10. Felix The Cat, various shorts (1919-1989)
One of the earliest funny-animal cartoon icons, Felix The Cat was born an agent of mischief during the silent era. A stylized ink spot of a feline, Felix stands in pleasant contrast to the blank backdrops of the surrealist black-and-white shorts produced by animator Pat Sullivan—and all without being one of the racist caricatures in which Sullivan and his team occasionally indulged. His puckish nature aside, Felix’s ability to speak wasn’t always used in service of a prank: In 1924’s “Felix Dopes It Out,” the star cries out in order to keep a troubled clown from killing himself. (It was, um, a different era.) It would be a full year after Walt Disney and Ub Iwerks debuted “Steamboat Willie” that Felix would gain the true gift of gab, and Sullivan’s skepticism toward the talkie craze essentially snuffed out the life of his grinning star.

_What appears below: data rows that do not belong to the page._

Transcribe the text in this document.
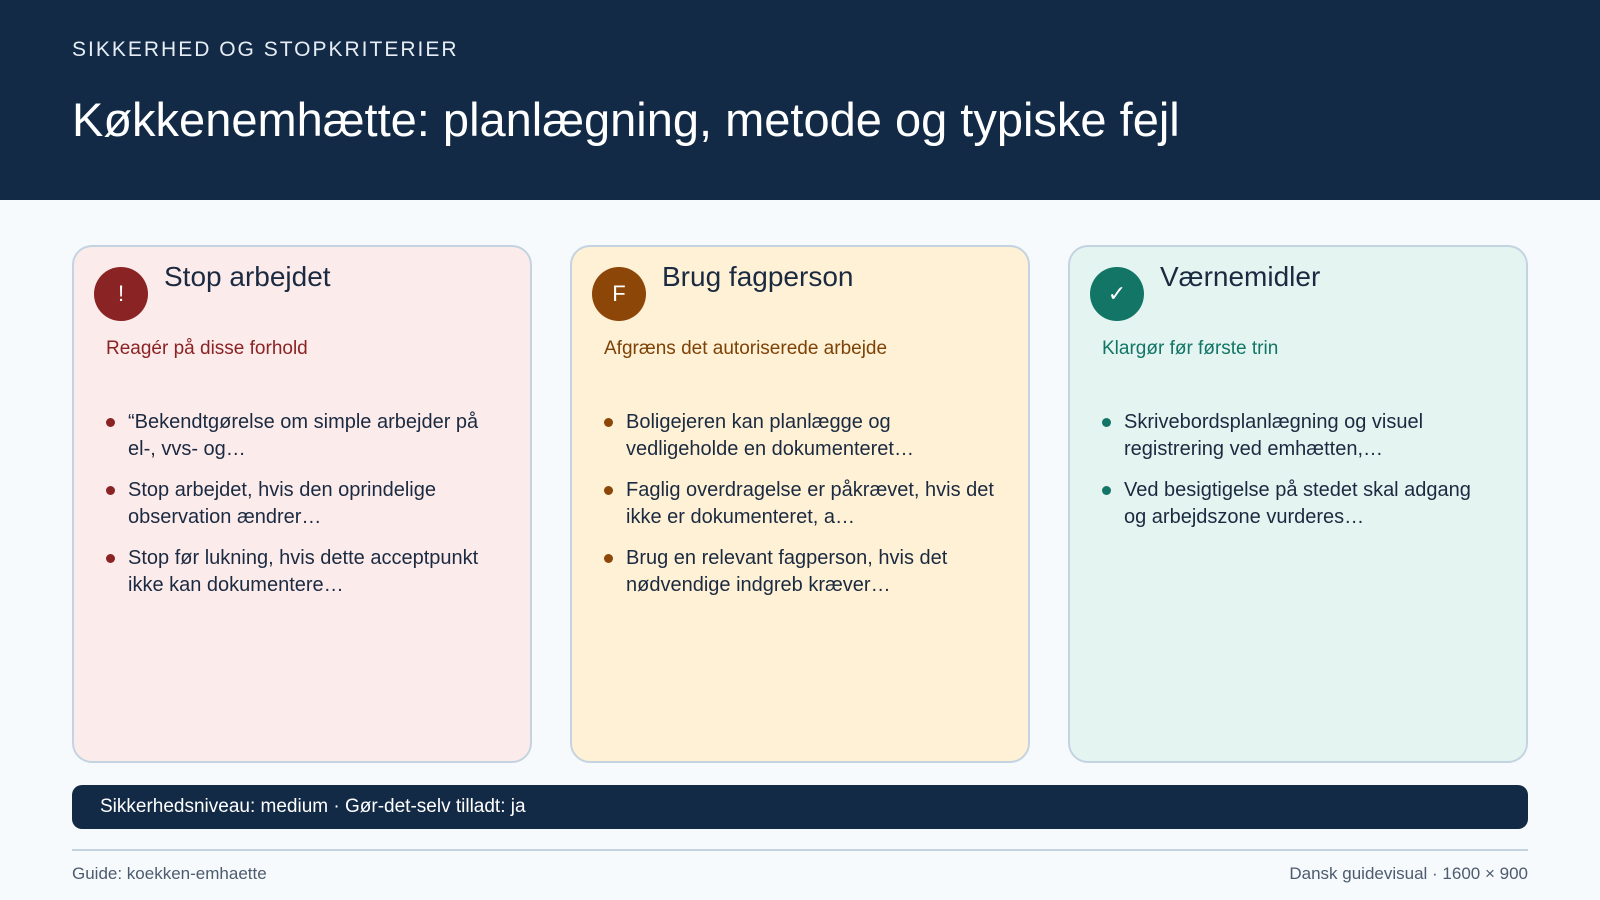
SIKKERHED OG STOPKRITERIER
Køkkenemhætte: planlægning, metode og typiske fejl
!
Stop arbejdet
Reagér på disse forhold
“Bekendtgørelse om simple arbejder på el-, vvs- og…
Stop arbejdet, hvis den oprindelige observation ændrer…
Stop før lukning, hvis dette acceptpunkt ikke kan dokumentere…
F
Brug fagperson
Afgræns det autoriserede arbejde
Boligejeren kan planlægge og vedligeholde en dokumenteret…
Faglig overdragelse er påkrævet, hvis det ikke er dokumenteret, a…
Brug en relevant fagperson, hvis det nødvendige indgreb kræver…
✓
Værnemidler
Klargør før første trin
Skrivebordsplanlægning og visuel registrering ved emhætten,…
Ved besigtigelse på stedet skal adgang og arbejdszone vurderes…
Sikkerhedsniveau: medium · Gør-det-selv tilladt: ja
Guide: koekken-emhaette	Dansk guidevisual · 1600 × 900
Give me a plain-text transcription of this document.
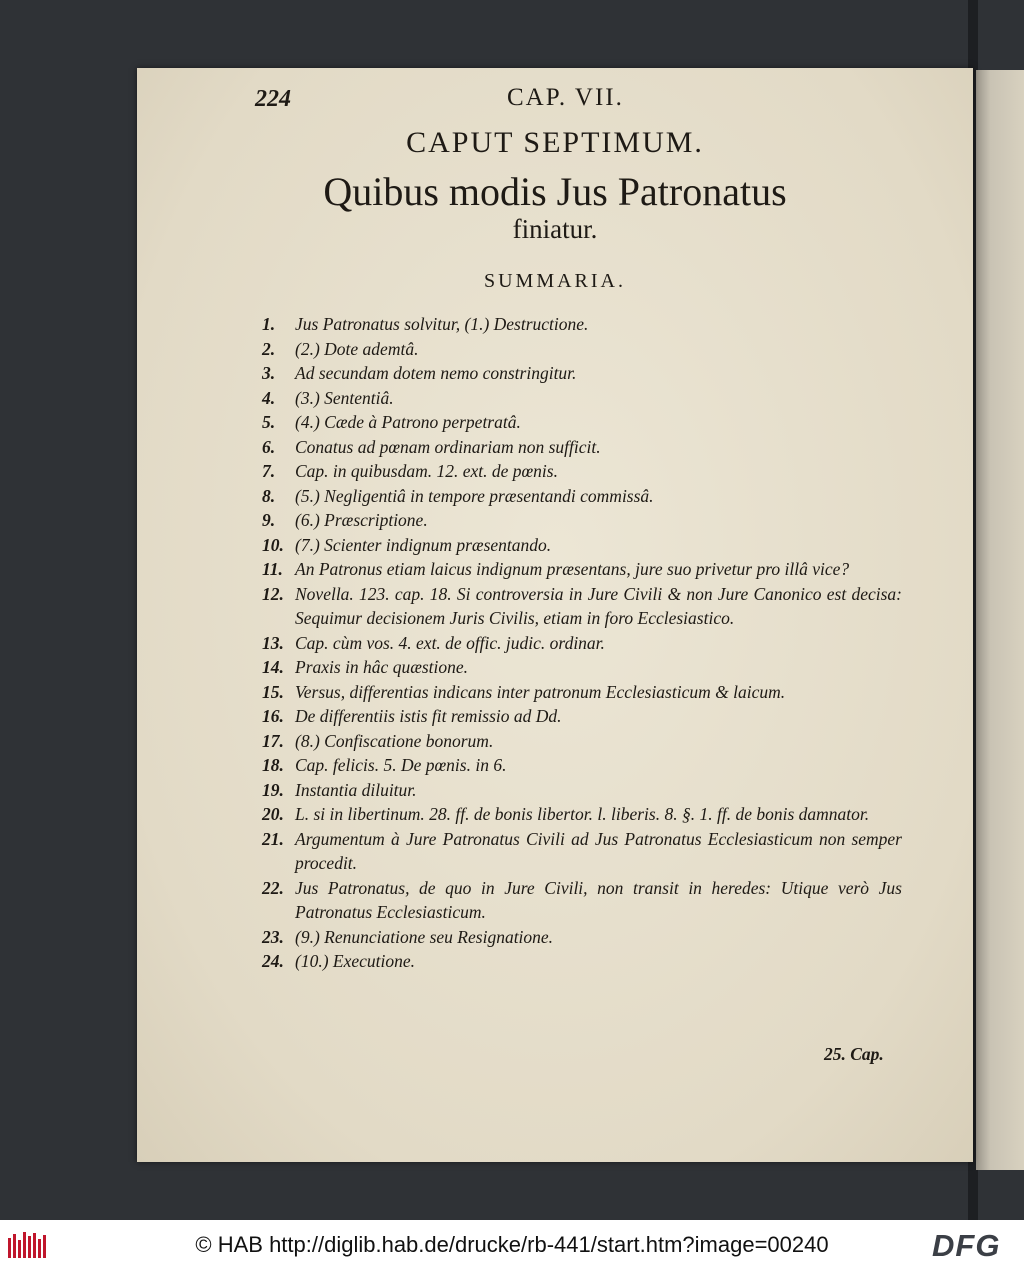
224	CAP. VII.
CAPUT SEPTIMUM.
Quibus modis Jus Patronatus
finiatur.
SUMMARIA.
1.	Jus Patronatus solvitur, (1.) Destructione.
2.	(2.) Dote ademtâ.
3.	Ad secundam dotem nemo constringitur.
4.	(3.) Sententiâ.
5.	(4.) Cæde à Patrono perpetratâ.
6.	Conatus ad pœnam ordinariam non sufficit.
7.	Cap. in quibusdam. 12. ext. de pœnis.
8.	(5.) Negligentiâ in tempore præsentandi commissâ.
9.	(6.) Præscriptione.
10. (7.) Scienter indignum præsentando.
11. An Patronus etiam laicus indignum præsentans, jure suo privetur pro illâ vice?
12. Novella. 123. cap. 18. Si controversia in Jure Civili & non Jure Canonico est decisa: Sequimur decisionem Juris Civilis, etiam in foro Ecclesiastico.
13. Cap. cùm vos. 4. ext. de offic. judic. ordinar.
14. Praxis in hâc quæstione.
15. Versus, differentias indicans inter patronum Ecclesiasticum & laicum.
16. De differentiis istis fit remissio ad Dd.
17. (8.) Confiscatione bonorum.
18. Cap. felicis. 5. De pœnis. in 6.
19. Instantia diluitur.
20. L. si in libertinum. 28. ff. de bonis libertor. l. liberis. 8. §. 1. ff. de bonis damnator.
21. Argumentum à Jure Patronatus Civili ad Jus Patronatus Ecclesiasticum non semper procedit.
22. Jus Patronatus, de quo in Jure Civili, non transit in heredes: Utique verò Jus Patronatus Ecclesiasticum.
23. (9.) Renunciatione seu Resignatione.
24. (10.) Executione.
25. Cap.
© HAB http://diglib.hab.de/drucke/rb-441/start.htm?image=00240	DFG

When the character received a small-screen revival in the 1950s, much of his edge was packed into an innocuous gimmick—“the bag of tricks”—but the addition of supporting characters like Poindexter and The Professor gave him plenty of opportunity to chat.
11. Bagheera, The Jungle Book (1967), Adventures Of Mowgli (1973), “Mowgli’s Brothers”(1976)
The black panther Bagheera is one of the central characters of Rudyard Kipling’s Mowgli tales, which make up part of the collections The Jungle Book and The Second Jungle Book. In Kipling’s tales, Bagheera is a sly plotter and a murderous hunter, capable and ferocious, proud and languorous, immensely knowledgeable, and loyal to his friends. Watching the many live-action and animated adaptations of Kipling’s stories, it’s fascinating to see how different versions choose among these traits, and come up with closely related, but still very different Bagheeras. The Bagheera of the Disney musical version, voiced by frequent Disney narrator Sebastian Cabot, is a sort of amiable curmudgeon, easily amused but easily annoyed, and persnickety when he doesn’t get his way. The Bagheera of “Mowgli’s Brothers”—one of three animated specials adapted ultra-faithfully from Kipling’s stories in the ’70s, and directed by Looney Tunes vet Chuck Jones—is softer and far more rounded in appearance, and is mostly a wise, removed guardian who dispenses critical advice, while rarely budging from a treetop perch. The Bagheera of the Russian animated film Adventures Of Mowgli is the most stylized of the group, often appearing as an abstract streak of darkness with an iconic smirk at one end. She’s also female, and more motherly and nurturing than her animated doppelgängers. But in any form, Bagheera serves roughly the same function, as the least bumbling, least changeable of Mowgli’s parent-figures.